Fairbrother sat beside her (at Elizabeth’s insistence, for the occasional seat facing rear was not a comfortable one). He remained silent, however, allowing her to recollect herself. What thoughts he imagined there must be: the relief of speaking face-to-face at last with the man to whom she was formally betrothed; the compassion which any of her sex and upbringing must have for a man whose body was sacrificed in the service of his country; above all, though, the freedom now to follow her heart. How he envied her! How he wished he could tell her of the object of
his
longing. But it would not do: his friend’s sister, whom he admired more each day, did not merit the burden of another’s sorrows.

‘Mr Fairbrother,’ said Elizabeth at length, still gazing out of the window at the crowded Thames. ‘You must not judge my brother harshly, if that is your inclination.

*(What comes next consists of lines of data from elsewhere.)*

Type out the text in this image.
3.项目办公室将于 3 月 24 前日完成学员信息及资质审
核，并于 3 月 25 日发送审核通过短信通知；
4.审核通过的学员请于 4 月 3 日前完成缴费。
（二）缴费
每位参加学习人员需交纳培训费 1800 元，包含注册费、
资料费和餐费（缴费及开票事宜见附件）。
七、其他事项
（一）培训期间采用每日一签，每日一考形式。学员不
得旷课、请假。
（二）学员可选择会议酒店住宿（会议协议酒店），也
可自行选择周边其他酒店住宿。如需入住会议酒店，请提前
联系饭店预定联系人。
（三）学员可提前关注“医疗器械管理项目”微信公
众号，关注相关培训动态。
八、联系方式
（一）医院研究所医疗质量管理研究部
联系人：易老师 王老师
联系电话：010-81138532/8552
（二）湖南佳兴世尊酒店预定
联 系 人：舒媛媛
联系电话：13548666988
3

Forgive me, but I could not but notice your manner this morning and at the hospital. He means nothing but well. It is only that he sees his course, and others’, in terms of duty. He was ever thus, even as a boy, though he was not then so . . . unbending. I believe that came later, on account of the death of his wife. I believe he is convinced there can be no contentment on this earth for him; hence his embrace of duty – duty as he perceives it. And I believe he has extended that conviction to me, without in truth thinking on it deeply, only that by some strange device we are conjoined in the natural affections of the mind. I care for him very much, but I am entirely resolved now upon my own happiness. I love Major Heinrici in a way I had never before understood, and I wish Matthew, who has known what I now know, would simply yield to that.’

Fairbrother had to clear his throat, such was his surprise (if not quite embarrassment) at being admitted to such sentiment. ‘Miss Hervey . . . your expression . . . I have never heard its like.’

She turned to him, and smiled. ‘Have you not, Mr Fairbrother? I had understood you to have moved in far more elevated and cultured society than mine!’

‘Evidently not, madam.’

Elizabeth smiled the more, and turned back to the Thames. ‘You know,’ she resumed, ‘I am quite certain that if my brother were to shake hands with Major Heinrici they could be friends within a very short time.’

Fairbrother almost laughed. ‘I don’t doubt it for a moment, Miss Hervey. I am certain your brother is incapable of disliking any who answers to the description of good soldier, and I am disposed to thinking, from my study in the matter, that any officer of the King’s German Legion would serve in that description!’